Stabilization of Small Boron Cage by Transition Metal Encapsulation

The discovery of chemically stable fullerene-like structures formed by elements other than carbon has been long-standing desired. On this aspect significant efforts have centered around boron, only one electron deficient compared with carbon. However, during the past decade a large number of experimental and theoretical studies have established that small boron clusters are either planar/quasi-planar or forming double-ring tubular structures. Until recently, two all-boron fullerenes have been independently discovered: B$_{38}$ proposed by our structure searching calculations[1] and B$_{40}$ observed in a joint experimental and theoretical study.

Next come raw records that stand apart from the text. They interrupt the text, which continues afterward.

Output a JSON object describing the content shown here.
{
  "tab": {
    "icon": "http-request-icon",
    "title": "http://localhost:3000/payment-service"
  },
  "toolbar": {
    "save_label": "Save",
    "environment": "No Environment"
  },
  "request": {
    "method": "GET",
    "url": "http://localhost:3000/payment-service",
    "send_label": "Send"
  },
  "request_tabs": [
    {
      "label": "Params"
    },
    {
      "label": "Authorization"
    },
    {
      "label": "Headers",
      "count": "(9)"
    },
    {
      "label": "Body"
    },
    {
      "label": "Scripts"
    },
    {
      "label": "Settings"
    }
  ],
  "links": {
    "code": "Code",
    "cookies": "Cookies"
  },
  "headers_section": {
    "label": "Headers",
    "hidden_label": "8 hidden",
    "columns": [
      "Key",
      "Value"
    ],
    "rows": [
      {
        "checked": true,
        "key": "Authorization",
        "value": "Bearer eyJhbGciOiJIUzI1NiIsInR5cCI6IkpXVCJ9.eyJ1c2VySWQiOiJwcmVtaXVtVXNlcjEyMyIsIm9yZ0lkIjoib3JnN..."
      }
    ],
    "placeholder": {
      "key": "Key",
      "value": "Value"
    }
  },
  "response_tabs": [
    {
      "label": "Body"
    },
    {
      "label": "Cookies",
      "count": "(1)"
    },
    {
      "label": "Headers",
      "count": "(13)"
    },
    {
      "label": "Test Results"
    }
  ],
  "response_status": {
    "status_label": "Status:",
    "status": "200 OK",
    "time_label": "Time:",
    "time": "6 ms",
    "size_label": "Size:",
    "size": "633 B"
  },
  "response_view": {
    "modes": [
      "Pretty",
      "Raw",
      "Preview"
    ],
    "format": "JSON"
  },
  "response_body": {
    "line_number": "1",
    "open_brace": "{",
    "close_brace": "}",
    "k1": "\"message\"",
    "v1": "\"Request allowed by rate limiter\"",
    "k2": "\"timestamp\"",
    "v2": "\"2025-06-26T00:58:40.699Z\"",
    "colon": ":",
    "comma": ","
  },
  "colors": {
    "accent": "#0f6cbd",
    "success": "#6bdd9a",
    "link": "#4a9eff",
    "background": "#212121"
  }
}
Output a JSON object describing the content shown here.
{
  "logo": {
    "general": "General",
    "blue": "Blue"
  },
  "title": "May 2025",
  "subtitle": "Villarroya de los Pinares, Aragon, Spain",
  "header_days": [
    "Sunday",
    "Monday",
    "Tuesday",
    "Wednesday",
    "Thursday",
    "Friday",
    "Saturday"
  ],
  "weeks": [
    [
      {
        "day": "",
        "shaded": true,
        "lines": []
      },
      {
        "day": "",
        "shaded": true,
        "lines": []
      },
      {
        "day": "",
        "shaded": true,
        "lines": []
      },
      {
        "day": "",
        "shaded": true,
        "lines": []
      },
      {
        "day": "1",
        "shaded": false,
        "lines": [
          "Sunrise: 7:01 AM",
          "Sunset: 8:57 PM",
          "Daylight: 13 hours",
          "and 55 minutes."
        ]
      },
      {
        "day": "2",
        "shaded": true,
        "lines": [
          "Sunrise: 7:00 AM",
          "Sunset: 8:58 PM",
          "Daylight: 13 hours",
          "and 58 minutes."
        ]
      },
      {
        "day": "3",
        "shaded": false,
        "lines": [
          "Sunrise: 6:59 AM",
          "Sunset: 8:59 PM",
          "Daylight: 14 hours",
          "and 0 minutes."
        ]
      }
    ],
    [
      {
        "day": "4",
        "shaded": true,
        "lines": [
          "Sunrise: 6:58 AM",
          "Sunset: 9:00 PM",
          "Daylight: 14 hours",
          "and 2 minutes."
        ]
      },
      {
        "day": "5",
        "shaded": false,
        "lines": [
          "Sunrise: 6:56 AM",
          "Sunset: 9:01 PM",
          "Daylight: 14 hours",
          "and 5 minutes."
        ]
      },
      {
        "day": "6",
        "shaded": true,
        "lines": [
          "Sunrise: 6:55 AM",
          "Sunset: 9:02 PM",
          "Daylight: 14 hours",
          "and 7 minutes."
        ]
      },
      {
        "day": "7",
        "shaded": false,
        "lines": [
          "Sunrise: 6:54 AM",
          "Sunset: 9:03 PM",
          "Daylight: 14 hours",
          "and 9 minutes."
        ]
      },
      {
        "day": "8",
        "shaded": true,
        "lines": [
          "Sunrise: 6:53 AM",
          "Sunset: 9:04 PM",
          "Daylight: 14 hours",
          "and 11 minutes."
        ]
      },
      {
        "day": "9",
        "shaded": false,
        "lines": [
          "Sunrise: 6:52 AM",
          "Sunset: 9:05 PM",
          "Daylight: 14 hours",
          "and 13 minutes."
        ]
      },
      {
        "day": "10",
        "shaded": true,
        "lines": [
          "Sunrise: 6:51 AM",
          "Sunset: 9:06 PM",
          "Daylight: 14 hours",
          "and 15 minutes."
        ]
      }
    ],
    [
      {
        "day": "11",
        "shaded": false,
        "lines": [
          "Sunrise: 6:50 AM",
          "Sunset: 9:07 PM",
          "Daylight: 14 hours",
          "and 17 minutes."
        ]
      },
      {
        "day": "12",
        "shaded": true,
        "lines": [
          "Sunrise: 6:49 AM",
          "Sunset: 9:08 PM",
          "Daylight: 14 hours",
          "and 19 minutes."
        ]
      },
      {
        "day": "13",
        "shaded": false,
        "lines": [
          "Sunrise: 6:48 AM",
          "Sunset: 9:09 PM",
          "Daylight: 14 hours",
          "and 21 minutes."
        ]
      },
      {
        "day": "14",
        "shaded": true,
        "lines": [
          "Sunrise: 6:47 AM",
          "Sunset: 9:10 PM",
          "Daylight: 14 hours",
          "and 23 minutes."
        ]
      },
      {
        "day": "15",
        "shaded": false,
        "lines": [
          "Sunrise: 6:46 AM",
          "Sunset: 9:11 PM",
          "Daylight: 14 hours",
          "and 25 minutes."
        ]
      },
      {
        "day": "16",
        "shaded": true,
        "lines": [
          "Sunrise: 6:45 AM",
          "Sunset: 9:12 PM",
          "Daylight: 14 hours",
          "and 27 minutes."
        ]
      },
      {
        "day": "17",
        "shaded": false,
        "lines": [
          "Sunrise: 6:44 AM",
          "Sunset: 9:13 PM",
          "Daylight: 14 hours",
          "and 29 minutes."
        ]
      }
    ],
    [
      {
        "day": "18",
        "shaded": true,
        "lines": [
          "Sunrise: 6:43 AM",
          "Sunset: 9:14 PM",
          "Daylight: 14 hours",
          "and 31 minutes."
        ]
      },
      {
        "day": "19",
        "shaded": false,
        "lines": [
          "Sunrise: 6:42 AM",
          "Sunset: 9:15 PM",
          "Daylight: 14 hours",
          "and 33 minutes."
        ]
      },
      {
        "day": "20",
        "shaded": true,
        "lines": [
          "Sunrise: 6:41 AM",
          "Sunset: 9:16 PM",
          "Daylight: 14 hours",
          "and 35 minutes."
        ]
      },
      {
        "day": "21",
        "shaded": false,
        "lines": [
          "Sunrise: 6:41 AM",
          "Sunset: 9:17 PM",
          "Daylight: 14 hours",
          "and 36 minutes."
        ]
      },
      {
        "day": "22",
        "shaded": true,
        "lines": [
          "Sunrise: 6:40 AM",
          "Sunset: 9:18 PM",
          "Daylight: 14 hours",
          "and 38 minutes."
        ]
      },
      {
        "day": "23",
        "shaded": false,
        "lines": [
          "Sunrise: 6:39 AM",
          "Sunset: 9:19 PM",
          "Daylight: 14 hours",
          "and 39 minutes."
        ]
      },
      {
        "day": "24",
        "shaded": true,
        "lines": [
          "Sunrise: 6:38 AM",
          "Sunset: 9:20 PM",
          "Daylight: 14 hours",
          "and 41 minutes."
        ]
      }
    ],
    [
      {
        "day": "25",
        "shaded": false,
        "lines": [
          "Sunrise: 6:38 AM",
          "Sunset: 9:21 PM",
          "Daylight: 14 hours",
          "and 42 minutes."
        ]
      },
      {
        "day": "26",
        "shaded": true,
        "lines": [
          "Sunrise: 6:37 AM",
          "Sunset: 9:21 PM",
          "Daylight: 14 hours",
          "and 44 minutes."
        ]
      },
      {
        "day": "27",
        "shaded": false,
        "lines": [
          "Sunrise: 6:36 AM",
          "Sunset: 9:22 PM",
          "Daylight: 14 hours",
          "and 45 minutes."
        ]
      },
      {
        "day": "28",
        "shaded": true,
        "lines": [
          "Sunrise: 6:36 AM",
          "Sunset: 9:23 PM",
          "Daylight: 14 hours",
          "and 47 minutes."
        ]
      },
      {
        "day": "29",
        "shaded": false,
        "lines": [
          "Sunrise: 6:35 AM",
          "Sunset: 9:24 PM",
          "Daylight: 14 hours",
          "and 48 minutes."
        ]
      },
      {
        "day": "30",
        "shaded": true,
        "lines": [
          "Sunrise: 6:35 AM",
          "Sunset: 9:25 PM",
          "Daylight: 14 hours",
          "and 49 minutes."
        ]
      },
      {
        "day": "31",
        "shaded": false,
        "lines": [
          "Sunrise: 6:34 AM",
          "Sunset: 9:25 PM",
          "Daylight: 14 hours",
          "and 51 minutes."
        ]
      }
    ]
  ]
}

Here we extend our work to the even smaller boron clusters and propose an effective routine to stabilize them by transition metal encapsulation. By combining swarm-intelligence structure searching and first-principles calculations, we have systematically investigated the energy landscapes of transition-metal-doped MB$_{24}$ clusters (M = Ti, Zr, Hf, Cr, Mo, W, Fe, Ru and Os). Two stable symmetric endohedral boron cages, MoB$_{24}$ and WB$_{24}$ are identified. The stability of them can be rationalized in terms of their unique 18-electron closed-shell electronic structures. [1] J. Lv, Y. Wang, L. Zhu, and Y. Ma, Nanoscale 6, 11692 (2014).